What will it take to win? Start a list. Think about what you need to do for the customer to select you instead of the competition. This list not only provides you with a set of goals to achieve, but it also provides an objective definition for the quality of your proposal.
- RFP compliance
- The best score against the evaluation criteria
- A competitive advantage over your competition that you can articulate
- Acceptable contract terms in the RFP
- Proposed contract terms that are acceptable to the customer
- A set of compelling win strategies
- Themes that reflect the win strategies and are properly allocated to the document
- Clear articulation of the reasons why the customer should select you
- Narrative that reflects an understanding of the customer beyond what is already in the RFP
- A superior solution for meeting the customer’s needs
- Recognition of the client’s issues, problems, and challenges to overcome
- A credible proposal that mitigates risks and has the right processes to achieve quality
- Highly relevant references that will sing your praises
- Sufficient staffing/resources to execute a quality proposal
- Excellent visual communication/graphics
- A proposal document that is easy to navigate
- Experience citations and examples throughout the text
- Proposed approaches that reflect the best cost/benefit tradeoffs and the customer’s preferences
- Pricing data that is compliant, accurate, and properly structured
- Explanations and assumptions that are acceptable and persuasive
- Pricing that is competitive and within budget, while meeting your revenue/profit goals
- A document that is free from disqualifying errors
Now prepare a list of action items based on achieving the items on your list. Make sure you look at each item and think about what it will take to get there. Doing this with some of them will carry you back in time all the way to before the RFP is released.

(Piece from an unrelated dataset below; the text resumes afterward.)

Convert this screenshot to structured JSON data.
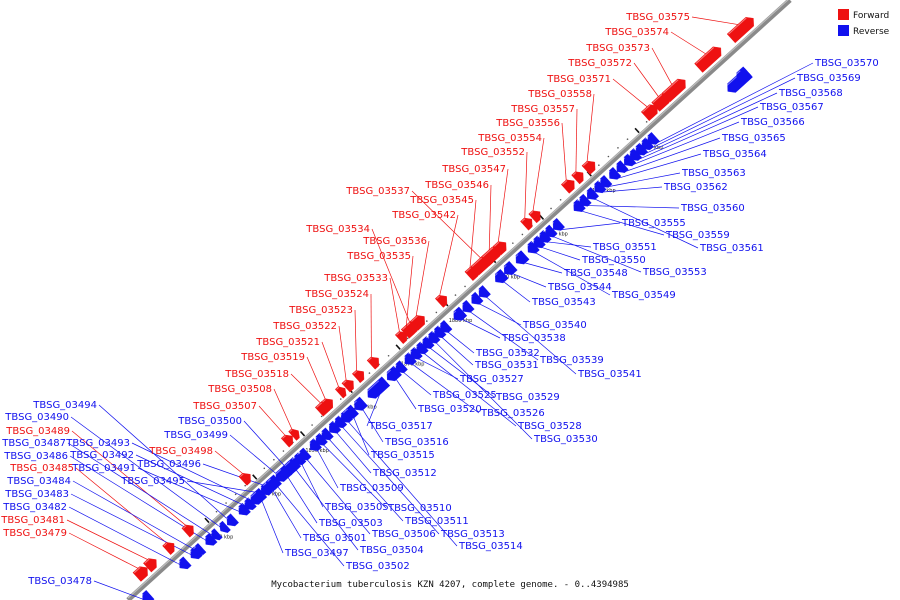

Instead of managing the proposal by simply crossing off the items on the outline and counting the days that remain until the deadline, measure your progress by how many of the items you have fulfilled on your list of what it will take to win.
You can also use this list to guide your review process. Instead of simply asking your reviewers whether the proposal is any “good,” ask them to validate that you have achieved the items on your list (and therefore have achieved what it will take to win).